Os não vacinados ficarão fora da festa

Quando criança somos convidados para aquelas festinhas de colégio. Com bolos, docinhos, salgadinhos, às vezes um palhaço para animar a turma ou, até mesmo, um buffet com recreadores. Sempre tem aqueles alunos da sala que não são convidados para a festa e ficam excluídos dos demais na segunda-feira após a comemoração. Há sempre essa separação entre os que foram convidados e os excluídos. Nunca pensei que depois de anos veria algo parecido. Porém, ao invés de crianças, são os adultos que fazem a separação entre vacinados e não vacinados.© Fornecido por IstoÉ

A nova onda de casos de Covid-19 chegou batendo recordes de números de casos e mortes na Europa. As incidências elevadas estão sendo registradas sobretudo em territórios com baixas taxas de vacinação, razão pela qual autoridades já chamam o fenômeno de “a pandemia dos não vacinados”. A Áustria decidiu neste domingo, 14, um confinamento de todos os cidadãos que não tomaram as duas doses da vacina contra a Covid-19. As pessoas afetadas pela medida não poderão sair de suas casas, com exceção para fazer compras, praticar atividades físicas ou receber atendimento médico. A quarentena dos não vacinados será aplicada a todas as pessoas com mais de 12 anos que não se vacinaram (ou que se contaminaram recentemente).
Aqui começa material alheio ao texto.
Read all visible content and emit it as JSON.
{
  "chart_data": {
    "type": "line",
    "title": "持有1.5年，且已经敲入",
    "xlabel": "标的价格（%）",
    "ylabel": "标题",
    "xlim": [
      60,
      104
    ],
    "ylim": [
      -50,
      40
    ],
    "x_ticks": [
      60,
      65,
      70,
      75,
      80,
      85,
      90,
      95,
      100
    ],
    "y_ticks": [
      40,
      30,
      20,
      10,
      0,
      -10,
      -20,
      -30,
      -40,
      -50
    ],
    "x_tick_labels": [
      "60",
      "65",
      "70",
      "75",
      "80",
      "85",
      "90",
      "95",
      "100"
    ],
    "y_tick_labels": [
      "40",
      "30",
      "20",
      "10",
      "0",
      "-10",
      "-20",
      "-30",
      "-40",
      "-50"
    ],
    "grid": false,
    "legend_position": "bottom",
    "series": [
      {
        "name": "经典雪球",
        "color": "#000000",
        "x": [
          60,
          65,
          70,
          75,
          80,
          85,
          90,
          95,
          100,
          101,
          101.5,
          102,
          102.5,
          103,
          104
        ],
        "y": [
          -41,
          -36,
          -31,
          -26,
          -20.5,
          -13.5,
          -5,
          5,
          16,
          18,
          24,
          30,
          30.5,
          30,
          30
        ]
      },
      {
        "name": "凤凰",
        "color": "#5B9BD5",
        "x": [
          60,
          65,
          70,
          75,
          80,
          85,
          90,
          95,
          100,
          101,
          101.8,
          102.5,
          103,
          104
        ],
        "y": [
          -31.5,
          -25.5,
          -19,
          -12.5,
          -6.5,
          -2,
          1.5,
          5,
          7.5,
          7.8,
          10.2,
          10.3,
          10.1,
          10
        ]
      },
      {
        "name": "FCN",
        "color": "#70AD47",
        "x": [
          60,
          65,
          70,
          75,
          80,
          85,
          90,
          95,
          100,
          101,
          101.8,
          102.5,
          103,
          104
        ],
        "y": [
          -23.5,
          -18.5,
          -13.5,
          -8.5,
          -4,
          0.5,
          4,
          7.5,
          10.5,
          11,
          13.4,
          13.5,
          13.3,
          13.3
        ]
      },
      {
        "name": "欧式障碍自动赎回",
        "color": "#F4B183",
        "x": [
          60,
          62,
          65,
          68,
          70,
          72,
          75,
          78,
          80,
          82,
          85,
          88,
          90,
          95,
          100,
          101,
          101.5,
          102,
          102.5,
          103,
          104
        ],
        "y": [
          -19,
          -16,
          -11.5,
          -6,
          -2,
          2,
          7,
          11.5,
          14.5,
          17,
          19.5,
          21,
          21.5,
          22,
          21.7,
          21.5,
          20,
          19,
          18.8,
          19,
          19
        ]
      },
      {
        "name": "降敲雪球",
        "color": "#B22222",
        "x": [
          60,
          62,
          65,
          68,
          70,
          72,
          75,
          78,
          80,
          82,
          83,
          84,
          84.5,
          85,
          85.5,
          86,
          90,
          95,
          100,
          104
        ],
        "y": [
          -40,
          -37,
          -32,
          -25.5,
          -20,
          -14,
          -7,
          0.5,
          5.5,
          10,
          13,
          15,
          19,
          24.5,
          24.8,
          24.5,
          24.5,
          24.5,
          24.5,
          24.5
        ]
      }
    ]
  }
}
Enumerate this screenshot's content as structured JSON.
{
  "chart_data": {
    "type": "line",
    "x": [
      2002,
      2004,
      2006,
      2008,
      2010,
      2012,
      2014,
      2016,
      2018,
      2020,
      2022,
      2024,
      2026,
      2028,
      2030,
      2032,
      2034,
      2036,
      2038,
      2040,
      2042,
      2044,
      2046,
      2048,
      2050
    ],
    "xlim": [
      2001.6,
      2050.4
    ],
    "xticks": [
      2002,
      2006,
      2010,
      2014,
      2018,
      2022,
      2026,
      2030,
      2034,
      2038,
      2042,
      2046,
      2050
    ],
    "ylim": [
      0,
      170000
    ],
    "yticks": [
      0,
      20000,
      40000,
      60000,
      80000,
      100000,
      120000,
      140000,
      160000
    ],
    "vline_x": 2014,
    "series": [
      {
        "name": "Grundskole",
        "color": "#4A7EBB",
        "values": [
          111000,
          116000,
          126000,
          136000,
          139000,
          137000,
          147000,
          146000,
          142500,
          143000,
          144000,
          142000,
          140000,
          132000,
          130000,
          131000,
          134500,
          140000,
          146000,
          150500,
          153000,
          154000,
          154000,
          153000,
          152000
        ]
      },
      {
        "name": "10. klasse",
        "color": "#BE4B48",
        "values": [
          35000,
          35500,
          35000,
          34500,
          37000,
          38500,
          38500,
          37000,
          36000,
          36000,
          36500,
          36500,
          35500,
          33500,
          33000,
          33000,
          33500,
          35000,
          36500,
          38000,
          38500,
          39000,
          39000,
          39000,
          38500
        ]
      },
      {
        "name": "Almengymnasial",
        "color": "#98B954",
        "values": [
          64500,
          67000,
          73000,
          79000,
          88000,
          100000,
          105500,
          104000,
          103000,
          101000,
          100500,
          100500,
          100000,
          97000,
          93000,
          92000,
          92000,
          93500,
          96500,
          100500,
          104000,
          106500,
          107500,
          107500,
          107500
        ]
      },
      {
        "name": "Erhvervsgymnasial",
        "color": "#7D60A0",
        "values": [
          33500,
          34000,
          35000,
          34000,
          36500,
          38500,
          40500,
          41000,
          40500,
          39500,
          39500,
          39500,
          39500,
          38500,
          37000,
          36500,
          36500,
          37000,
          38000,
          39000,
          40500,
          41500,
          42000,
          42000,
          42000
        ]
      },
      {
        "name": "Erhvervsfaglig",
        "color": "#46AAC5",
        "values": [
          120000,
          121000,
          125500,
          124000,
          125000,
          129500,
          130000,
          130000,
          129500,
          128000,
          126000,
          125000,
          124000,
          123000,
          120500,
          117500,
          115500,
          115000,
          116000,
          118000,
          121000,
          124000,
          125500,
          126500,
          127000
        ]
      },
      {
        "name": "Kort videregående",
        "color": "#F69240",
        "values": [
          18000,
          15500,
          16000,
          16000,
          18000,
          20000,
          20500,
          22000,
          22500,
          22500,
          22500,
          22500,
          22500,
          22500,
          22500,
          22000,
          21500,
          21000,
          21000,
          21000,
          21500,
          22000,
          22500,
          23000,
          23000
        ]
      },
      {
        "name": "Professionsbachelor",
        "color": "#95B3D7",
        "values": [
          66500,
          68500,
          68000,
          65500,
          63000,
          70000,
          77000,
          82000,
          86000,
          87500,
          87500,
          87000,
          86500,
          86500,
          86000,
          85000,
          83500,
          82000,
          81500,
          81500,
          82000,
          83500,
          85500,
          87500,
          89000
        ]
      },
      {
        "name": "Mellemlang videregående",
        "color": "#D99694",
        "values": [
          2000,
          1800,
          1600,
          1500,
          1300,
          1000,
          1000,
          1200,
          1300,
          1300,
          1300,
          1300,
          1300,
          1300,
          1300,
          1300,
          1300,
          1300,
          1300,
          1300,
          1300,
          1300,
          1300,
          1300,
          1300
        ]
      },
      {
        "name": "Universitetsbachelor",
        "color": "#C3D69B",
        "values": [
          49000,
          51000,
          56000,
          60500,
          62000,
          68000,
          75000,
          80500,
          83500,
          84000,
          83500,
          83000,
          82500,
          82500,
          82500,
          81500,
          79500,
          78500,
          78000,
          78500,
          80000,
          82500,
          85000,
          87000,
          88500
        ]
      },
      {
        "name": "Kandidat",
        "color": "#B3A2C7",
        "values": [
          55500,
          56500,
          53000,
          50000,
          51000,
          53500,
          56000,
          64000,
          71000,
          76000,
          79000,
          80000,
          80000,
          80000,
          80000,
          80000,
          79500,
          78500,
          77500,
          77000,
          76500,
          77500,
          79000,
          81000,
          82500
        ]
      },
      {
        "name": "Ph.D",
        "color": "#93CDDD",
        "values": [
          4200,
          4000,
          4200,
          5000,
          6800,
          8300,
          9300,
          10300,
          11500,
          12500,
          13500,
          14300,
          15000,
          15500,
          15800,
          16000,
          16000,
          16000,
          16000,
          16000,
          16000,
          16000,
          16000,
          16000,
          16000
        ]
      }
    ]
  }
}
No Brasil, apesar de a grande maioria da população ter aceitado a vacinação – neste domingo, 14, foi contabilizado mais de 125 milhões de pessoas vacinadas com as duas doses ou dose única da vacina, o equivalente a quase 59% da população –, apenas dois estados conseguiram atingir a marca de 90% das pessoas totalmente vacinadas: São Paulo, com quase 93%, e Mato Grosso do Sul, com 90%. Outros três estados conseguiram vacinar 80% da população, são eles: Paraná (81,97%), Rio Grande do Sul (81,42%) e Santa Catarina (80,28%).

Ainda assim, existe uma parte da população que insiste em se negar a uma simples picada – a maioria, eleitorado do presidente Jair Bolsonaro – seja por achar que a vacina mudará o seu DNA e RNA, pelo líquido inserir um tipo de chip dentro do organismo para colher informações, ou até mesmo por poder infectar as pessoas com AIDS – todos os achismos acima são argumentos infundados feitos por negacionistas que não aceitam a simples realidade: vacinas salvam vidas e ajudam na queda de casos e mortes.

Mas o que fazer com esse pequeno, mas barulhento, contingente? Assim como nas festas de crianças, seria o caso de isolá-los e não chamá-los mais para o convívio social? Provavelmente, sim. Uma quarentena para aqueles que até o momento não respeitaram a saúde dos demais. Entretanto, precisaria ter controle e acompanhamento dessas pessoas – o que dificilmente aconteceria em um país com mais de 210 milhões de pessoas. Em alguns lugares ainda há um certo controle dos vacinados. Na Fórmula 1, no Grande Prêmio do Brasil, ocorrido neste final de semana em São Paulo, o público precisou mostrar, antes mesmo do ingresso, o certificado de vacinação. Porém, em outros lugares como algumas casas noturnas, bares, restaurantes e até mesmo academias, não há mais a necessidade nem mesmo da medição de temperatura.

Na sexta-feira, 12, o ministro do STF, Luís Roberto Barroso, suspendeu trechos da portaria do Governo Federal na qual determinava que empresas não poderiam exigir dos funcionários comprovante de vacinação contra a Covid-19. Com a decisão, os empregadores poderão não só exigir o comprovante de seus funcionários, como terão carta branca para demitir quem se recusar a fornecer o comprovante.

A decisão do ministro é certa, uma vez que a não vacinação de um funcionário, coloca em risco a vida e saúde de outras dezenas de pessoas que trabalham ao lado dele. Pesquisas já comprovaram que a vacinação em massa diminui os casos e as transmissões de Covid-19, logo, quem não quer se vacinar não pode, e não deve, conviver com os demais – salvo aqueles que possui contraindicações médicas.

Seja por confinamentos ou demissões, precisa sim haver um controle para os não vacinados. Se houver uma terceira onda de casos no Brasil, provavelmente a responsabilidade será deles. Se a desculpa deles é o livre-arbítrio de não se vacinarem, os vacinados também possuem o livre-arbítrio de não querer trabalhar, conviver, ou frequentar os mesmos locais que eles. Sinto muito, você foi desconvidado.